- China data propelled the quote to an eight-week high.
- The US trade balance might further help the buyers to challenge 0.7230 resistance.
The AUD/USD pair is taking rounds near 0.7200 mark during early Wednesday. The Aussie pair rallied to the highest in eight weeks after headline economic data from China printed upbeat figures. The US trade balance and developments concerning the risk-events are some of the catalysts to be watched for immediate direction.
The Australian Dollar (AUD) surged to February 21 tops versus the US Dollar (USD) after China’s gross domestic product (GDP), retail sales and industrial production pleased Aussie buyers.
First quarter (Q1) 2019 GDP grew more than 6.3% forecast to 6.4% on a YoY basis while matching the market consensus of 1.4% on a quarterly basis. Retail sales rose past 8.4% expected to 8.7% whereas industrial production stole the limelight with a 8.5% increase against 5.9% forecast and 5.3% prior.
China is Australia’s largest customer, any positive can boost the Aussie as well. Additionally, China is the world’s second largest economy and the biggest industrial player which in turn highlights the importance of Chinese data to market risk sentiment.
Yields on the US 10-year Treasury rose to 2.605%, the highest level since March 20, recently after the China data boost market risk-taking capacity.

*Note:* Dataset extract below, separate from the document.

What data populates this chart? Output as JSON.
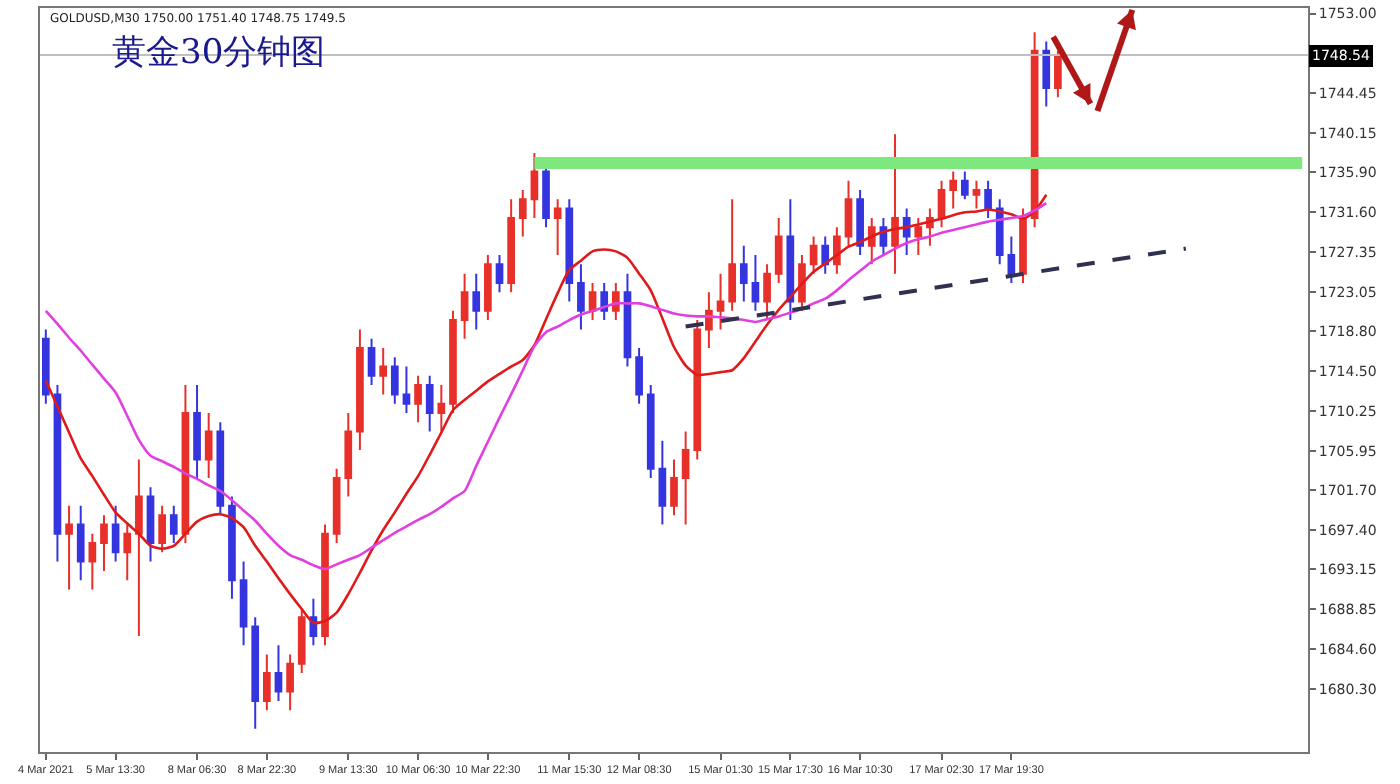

Looking forward, developments surrounding the US-China trade talks and the US trade balance figure for February can be of immediate concern for the Aussie players. The US trade balance may further escalate the AUD/USD pair’s upside if matching the forecast of $-53.7 billion deficit versus the previous $-51.1 billion figure.
AUD/USD Technical Analysis
While February 21 becomes immediate resistance around 0.7200 for the buyers to conquer, an upward sloping trend-line stretched since March 01, at 0.7230, can be on the Bulls target afterward. If at all the pair rallies beyond 0.7230, January 31 high near 0.7300 could lure the optimists.
On the downside, 0.7140 comprising 100-day SMA and 61.8% Fibonacci retracement of its December 2018 to January 2019 decline could limit the pair’s immediate south-run. Given the prices slid under 0.7140, 50-day SMA level of 0.7105 and to the ascending trend-line stretched since early-March around 0.7080 could gain the Bears’ attention.